New Zealand | 2024 | Directed by James Ashcroft
Logline: A former Judge, now residing in a rest home following a stroke, attempts to stop an elderly psychopath and his child's puppet from continued abuse of the home's residents.
Following his critics’ darling debut feature, Coming Home in the Dark, Kiwi filmmaker James Ashcroft tackles a seemingly increasing trend of horror-thrillers dealing with the spectre of dementia and death that looms over old age. Three of my personal favourites from the past ten or so years are The Elderly from Spain, Relic from Australia, and The Taking of Deborah Logan from the US. While Ashcroft doesn’t employ anything supernatural in his tale of aged retribution, he still manages to create a very unsettling atmosphere from the get-go and sustains it for much of the film.
A prologue scene establishes senior Judge Stefan Mortensen (Geoffrey Rush) delivering a jury’s decision and handing out the sentencing on a brutal murder trial. But, there’s something not right with the Judge, he’s distracted, he’s slurring his words, he’s not all there, he collapses from a stroke.
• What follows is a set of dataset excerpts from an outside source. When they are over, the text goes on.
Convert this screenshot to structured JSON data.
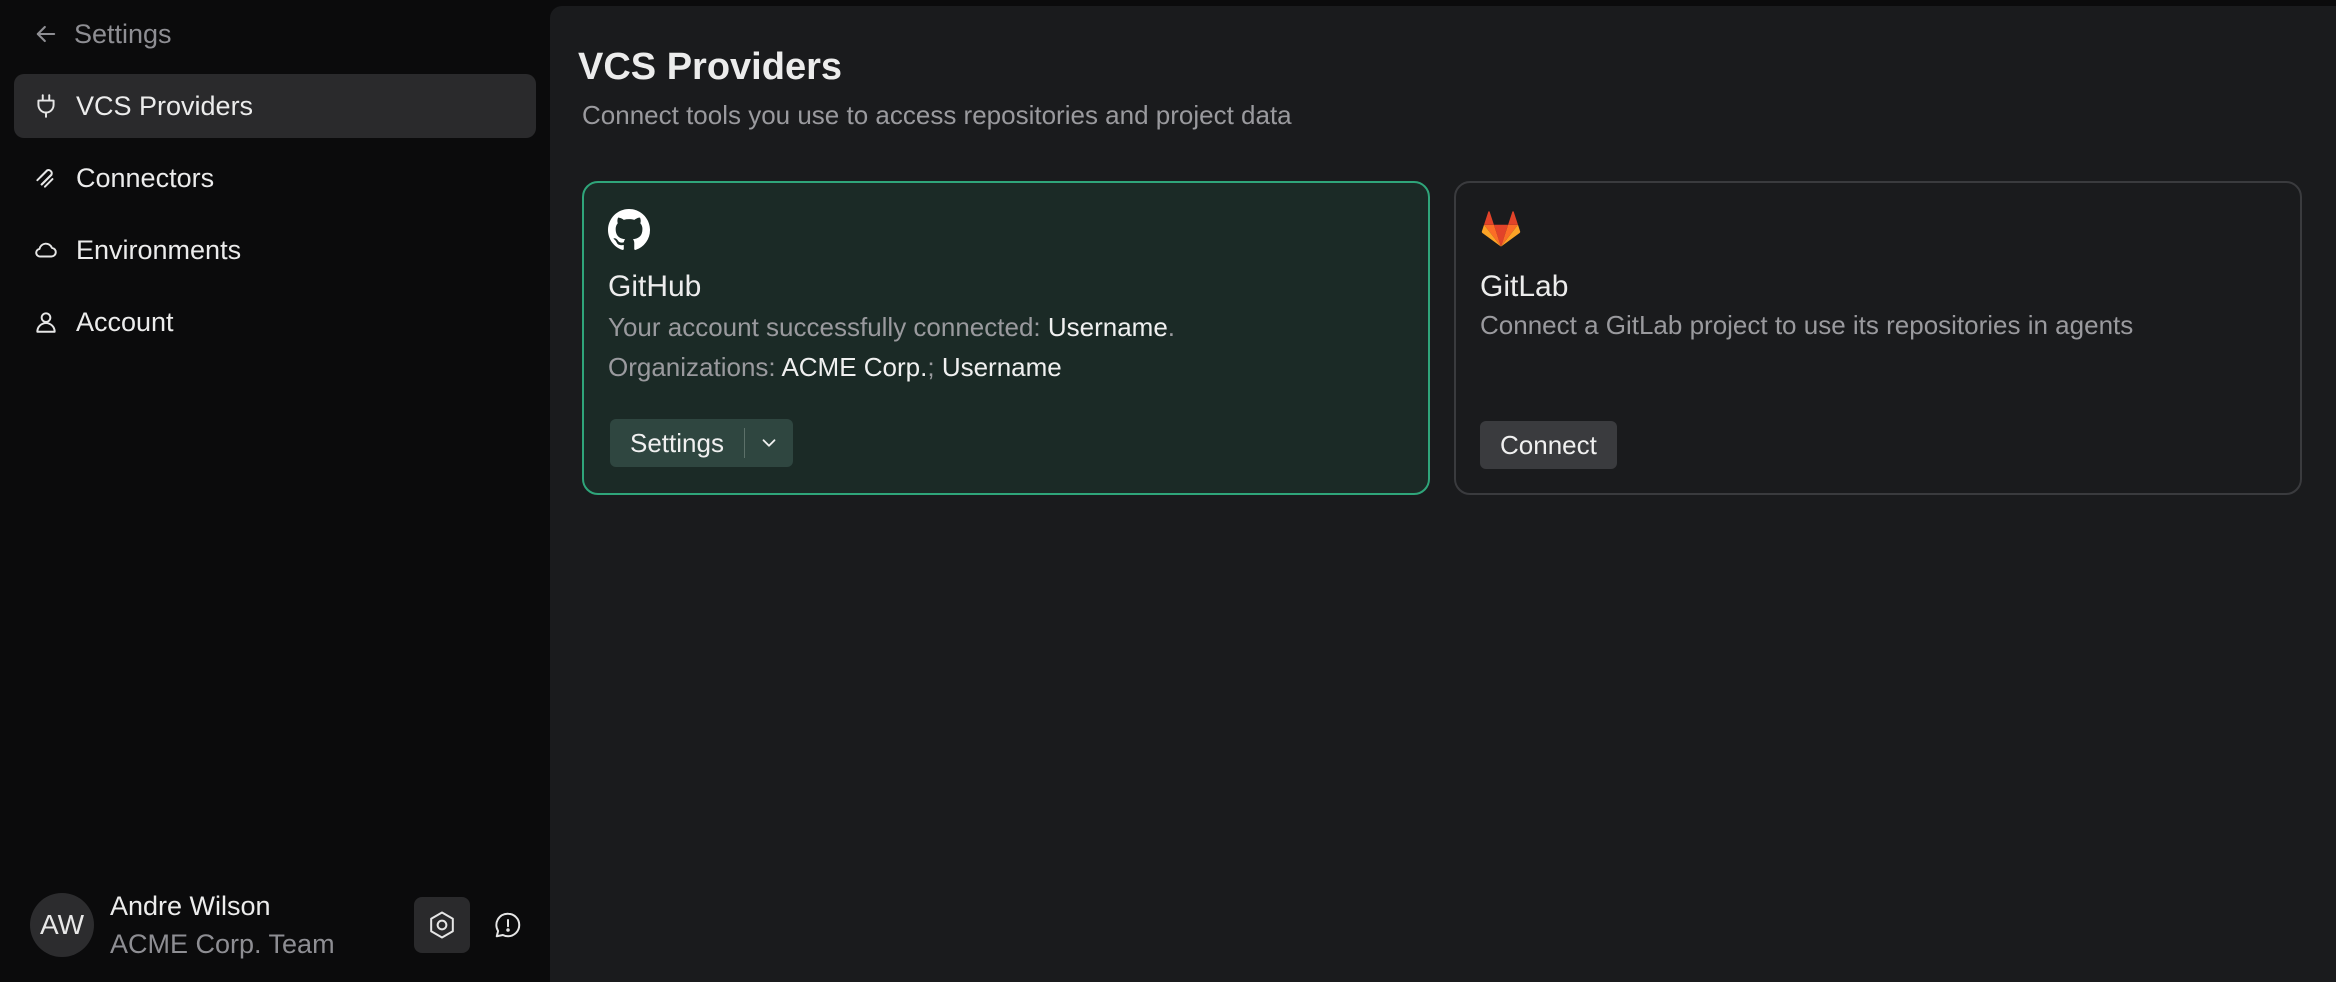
{
  "sidebar": {
    "back_label": "Settings",
    "items": [
      {
        "label": "VCS Providers",
        "icon": "plug-icon",
        "active": true
      },
      {
        "label": "Connectors",
        "icon": "connectors-icon",
        "active": false
      },
      {
        "label": "Environments",
        "icon": "cloud-icon",
        "active": false
      },
      {
        "label": "Account",
        "icon": "user-icon",
        "active": false
      }
    ],
    "user": {
      "initials": "AW",
      "name": "Andre Wilson",
      "team": "ACME Corp. Team"
    }
  },
  "main": {
    "title": "VCS Providers",
    "subtitle": "Connect tools you use to access repositories and project data",
    "github": {
      "title": "GitHub",
      "connected_prefix": "Your account successfully connected: ",
      "username": "Username",
      "period": ".",
      "orgs_prefix": "Organizations: ",
      "org_one": "ACME Corp.",
      "separator": "; ",
      "org_two": "Username",
      "button_label": "Settings"
    },
    "gitlab": {
      "title": "GitLab",
      "description": "Connect a GitLab project to use its repositories in agents",
      "button_label": "Connect"
    }
  },
  "colors": {
    "accent_border": "#2fa57a",
    "github_card_bg": "#1b2a26",
    "gitlab_orange": "#e24329"
  }
}
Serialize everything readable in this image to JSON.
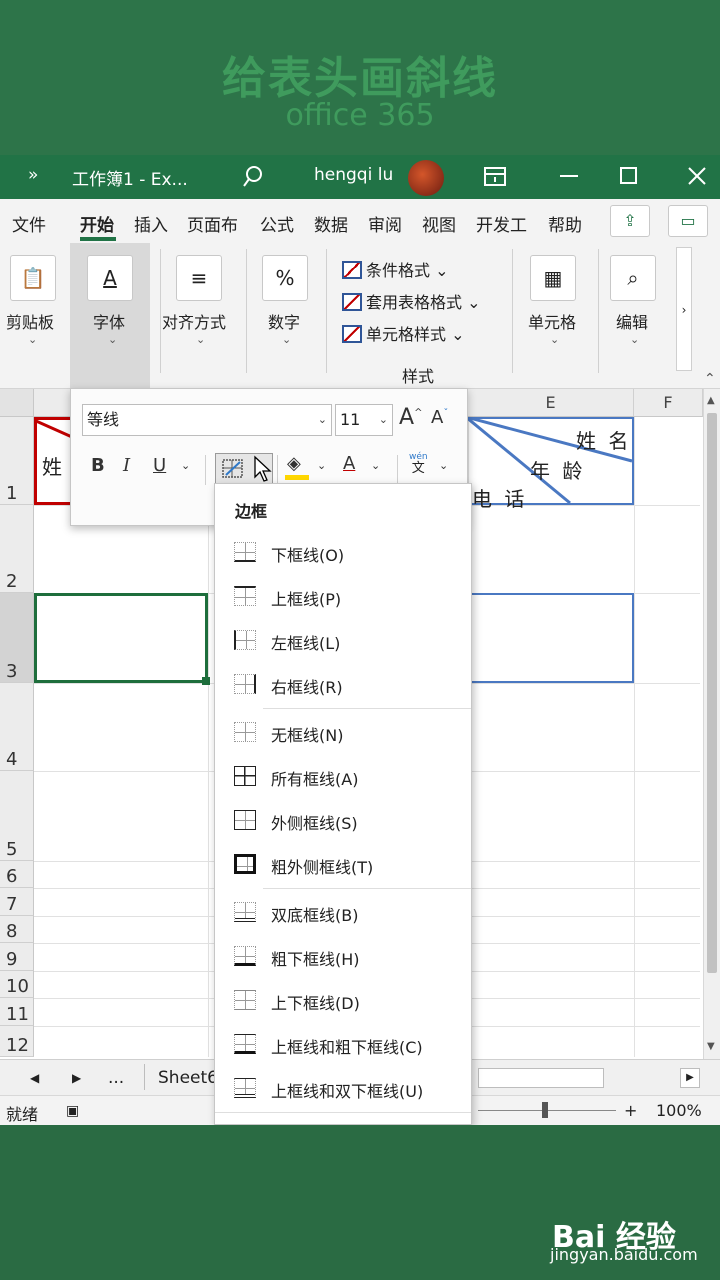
{
  "banner": {
    "title": "给表头画斜线",
    "subtitle": "office 365"
  },
  "titlebar": {
    "more": "»",
    "doc_title": "工作簿1 - Ex...",
    "user": "hengqi lu"
  },
  "menu": {
    "items": [
      "文件",
      "开始",
      "插入",
      "页面布",
      "公式",
      "数据",
      "审阅",
      "视图",
      "开发工",
      "帮助"
    ],
    "active": "开始"
  },
  "ribbon": {
    "groups": [
      "剪贴板",
      "字体",
      "对齐方式",
      "数字",
      "单元格",
      "编辑"
    ],
    "styles": {
      "conditional": "条件格式",
      "table": "套用表格格式",
      "cell": "单元格样式",
      "label": "样式"
    }
  },
  "sheet": {
    "columns": [
      "E",
      "F"
    ],
    "rows": [
      "1",
      "2",
      "3",
      "4",
      "5",
      "6",
      "7",
      "8",
      "9",
      "10",
      "11",
      "12"
    ],
    "cells": {
      "a1_partial": "姓",
      "e1_name": "姓 名",
      "e1_age": "年 龄",
      "e1_phone": "电 话"
    }
  },
  "fontbar": {
    "font_name": "等线",
    "font_size": "11",
    "bold": "B",
    "italic": "I",
    "underline": "U",
    "grow": "A",
    "shrink": "A",
    "color": "A",
    "phonetic_top": "wén",
    "phonetic_bot": "文"
  },
  "border_menu": {
    "title": "边框",
    "items": [
      "下框线(O)",
      "上框线(P)",
      "左框线(L)",
      "右框线(R)",
      "无框线(N)",
      "所有框线(A)",
      "外侧框线(S)",
      "粗外侧框线(T)",
      "双底框线(B)",
      "粗下框线(H)",
      "上下框线(D)",
      "上框线和粗下框线(C)",
      "上框线和双下框线(U)"
    ]
  },
  "tabs": {
    "sheet_name": "Sheet6",
    "more": "..."
  },
  "status": {
    "ready": "就绪",
    "zoom": "100%",
    "plus": "+"
  },
  "watermark": {
    "brand": "Bai 经验",
    "url": "jingyan.baidu.com"
  },
  "colors": {
    "excel_green": "#217346",
    "selected_border": "#1e6e3c",
    "blue_border": "#4472c4",
    "red_border": "#c00000"
  }
}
He’s admitted for what is intended as a temporary stay at an aged care facility, suffering from partial facial and arm paralysis, and a particularly disgruntled frame of mind. The staff seem nice enough, his roommate is the affable, former rugby legend Tony “Gunner” Garfield (George Henare), but Stefan would prefer to keep to himself. Almost immediately another patient takes interest in Stefan from afar, Dave Crealy (John Lithgow, fashioning a curious Trans-Tasman accent), an imposing figure, armed with his trusty children’s hand-puppet whom he calls Jenny Pen.
Crealy is a menace from the dementia ward, quietly bullying the other residents, and taking regularly nocturnal visits to Tony’s bedside where he intimidates him into licking Jenny’s “arsehole” and then sexually humiliating him, while Stefan watches from his own bed, appalled. Soon enough, Crealy is bullying Stefan, despite his defiance, and it becomes quickly apparent the staff aren’t willing to believe the Judge’s complaints. Bad behaviour will only escalate.
Ashcroft elicits excellent performances from his two veteran character actors, Rush and Lithgow, who seem to be relishing the opportunity to play their age, warts, sagging behinds, contemptible tempers, and all. Rush’s learned, sarcastic Mortensen vs. Lithgow’s cruel, intense Crealy. It’s a game of hearsay, a contest of intimidation, a battle of wills. Which is stronger, the body or the mind?
Superb use of sound design, and some genuinely creepy moments, but I found the narrative losing its way in the second half, and by the final act, I’d become disengaged from Stefan Mortensen’s plight and tired of Dave Crealy’s elusiveness. There are hints to a story much darker, a background more insidious, and a denouement much more satisfying than the one we finally arrive at. By film’s end I no longer cared what happened to either of the central characters, as several endings unfolded, and we’d taken a little too long in getting there.
Despite problems with its scripting and pacing, The Rule of Jenny Pen is a visually striking, and curious take on the vulnerability and fragility of identity in old age, and how abuse – and its disguises – can extend in the most alarming ways.
As an aside, having grown up in New Zealand in the 70s and 80s, I was pleased by the appearance of several familiar veteran faces from the Kiwi stage and screen – Ian Mune, Bruce Phillips, Jane Waddell, Ginette McDonald – amongst the rest home patients. Had my thespian father still been alive, I feel sure he would’ve been playing one of them too.